British Prime Minister Theresa May seemed to be on to something when she argued for a place for consumers and workers on boards soon after she took over. But British industry has stoutly resisted and we haven't seen much of these proposals. An article in FT writes of how deep the aversion to change runs in the UK:

A ......British government report expressed concerns that worker directors would lead to greater conflict in board discussion, slower decisions and “the risk of decision-making shifting away from the boardroom and into less formal channels”. It was an insight into the kind of boardroom thinking that seeks any excuse to avoid challenge from those with a different perspective. The message was that “we want to continue with things our way and if you make us have these people on our boards, we will simply have the real discussion behind their backs”.

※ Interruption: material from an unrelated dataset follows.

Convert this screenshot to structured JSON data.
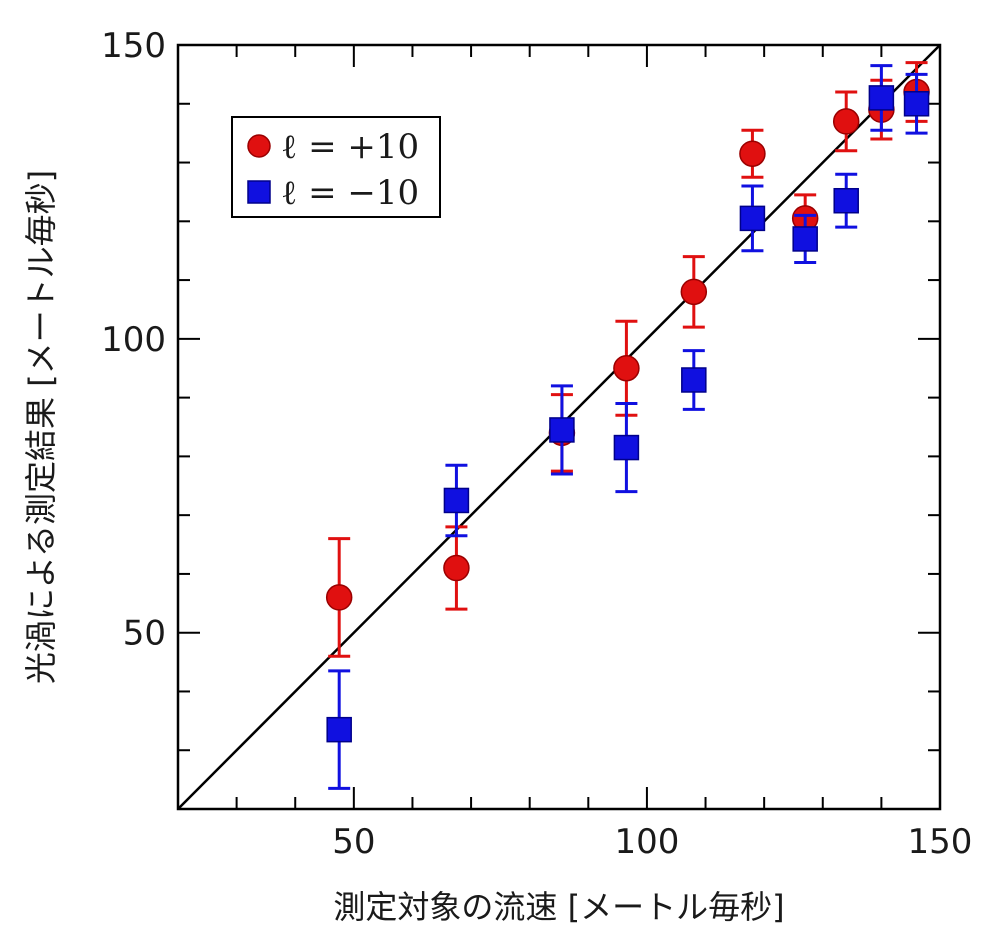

.....The corporate elite was far too quick to shout down the idea of worker directors, just as it has been too slow to welcome women and minority groups. In the UK, employees are accepted on to pension trustee boards, where they are often highly commended for their ability to ask the right question and to identify the very heart of a matter. Boards can learn from that and from the limited experience of adding female directors, who have brought a different point of view into the boardroom.  

And what if boards fail to act? Well, governments everywhere have to use the big stick. In India, the government should moot the idea of having SC/ST quotas on boards- in a way, this would amount to worker representation as well. It would a big blow for governance and a blow for affirmative action as well.







1 comment:

Amit Kumar said...

In 2nd paragraph 2nd line it should be "those aboard" in place of "those abroad".